Engineering Of Electrode Structure Of Automotive Li-ion Batteries
Open Access
- Author:
- Cao, Lei
- Graduate Program:
- Materials Science and Engineering
- Degree:
- Doctor of Philosophy
- Document Type:
- Dissertation
- Date of Defense:
- October 15, 2014
- Committee Members:
- Chao Yang Wang, Dissertation Advisor/Co-Advisor
Chao Yang Wang, Committee Chair/Co-Chair
Long Qing Chen, Committee Member
Michael Anthony Hickner, Committee Member
Christopher Rahn, Committee Member - Keywords:
- lithium-ion battery
ionic conductivity
solid diffusion coefficient
LS-GITT
PVDF SBR/CMC binder
multifunctional powerpanel - Abstract:
- The present work aims to improve auto-motive level Lithium-ion battery performance and explore pilot battery design and fabrication.
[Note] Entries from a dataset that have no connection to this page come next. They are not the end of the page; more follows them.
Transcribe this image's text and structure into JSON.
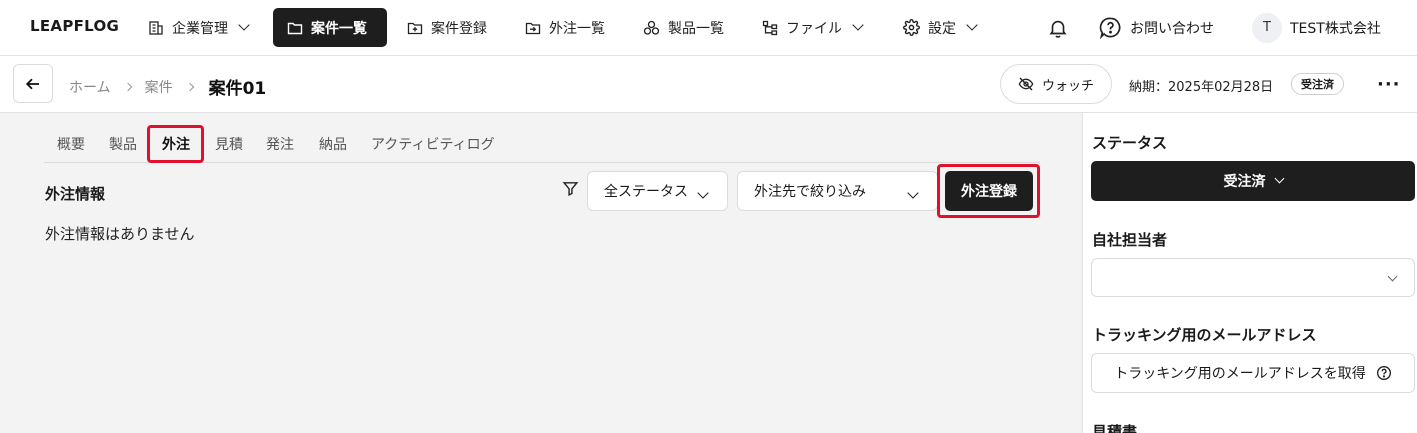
{
  "header": {
    "logo": "LEAPFLOG",
    "nav": [
      {
        "label": "企業管理",
        "icon": "building-icon"
      },
      {
        "label": "案件一覧",
        "icon": "folder-icon"
      },
      {
        "label": "案件登録",
        "icon": "folder-plus-icon"
      },
      {
        "label": "外注一覧",
        "icon": "folder-export-icon"
      },
      {
        "label": "製品一覧",
        "icon": "boxes-icon"
      },
      {
        "label": "ファイル",
        "icon": "file-tree-icon"
      },
      {
        "label": "設定",
        "icon": "gear-icon"
      }
    ],
    "contact_label": "お問い合わせ",
    "avatar_initial": "T",
    "company_name": "TEST株式会社"
  },
  "subheader": {
    "breadcrumb": [
      "ホーム",
      "案件"
    ],
    "title": "案件01",
    "watch_label": "ウォッチ",
    "deadline": "納期：2025年02月28日",
    "status_badge": "受注済",
    "more": "···"
  },
  "tabs": [
    "概要",
    "製品",
    "外注",
    "見積",
    "発注",
    "納品",
    "アクティビティログ"
  ],
  "active_tab": "外注",
  "outsourcing": {
    "section_title": "外注情報",
    "status_filter": "全ステータス",
    "vendor_filter": "外注先で絞り込み",
    "register_button": "外注登録",
    "empty_message": "外注情報はありません"
  },
  "sidebar": {
    "status_label": "ステータス",
    "status_value": "受注済",
    "assignee_label": "自社担当者",
    "assignee_value": "",
    "tracking_label": "トラッキング用のメールアドレス",
    "tracking_button": "トラッキング用のメールアドレスを取得",
    "estimate_label": "見積書"
  },
  "colors": {
    "highlight": "#e0102f",
    "primary": "#1e1e1e"
  }
}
A brief survey about configuration and operation condition used in industry work and lab scale research is given to motivate our efforts to establish knowledge of intrinsic material property in an extended range and correlate it to macro level performance. Electrolyte ionic conductivity with extended salt concentrations under different temperatures are studied. The conductivity change trend is explained by 3 factors: the number of free ions, the viscosity of electrolyte and the dielectric constant. Later, solid diffusion coefficient measurement is studied with LS-GITT method. Without inputting phase change features, the method successfully extracts apparent solid diffusion coefficient at a reasonable magnitude level. Quantified accuracy is also given by root mean squares error values. Thus we approve the method is an efficient way deriving diffusion coefficients to reconstruct voltage profiles with good chemistry compatibility. Low temperature 18650 battery cell performance is investigated as our focus shifts to macro level. A comparison between PVDF and SBE/CMC binders shows superior performance of electrodes made with PVDF binder at low temperatures. Finally a pilot design and fabrication is demonstrated to build battery core for multifunctional composite PowerPanel. A 19Ah battery panel is successfully made and retains 79.3% capacity after 90 cycles.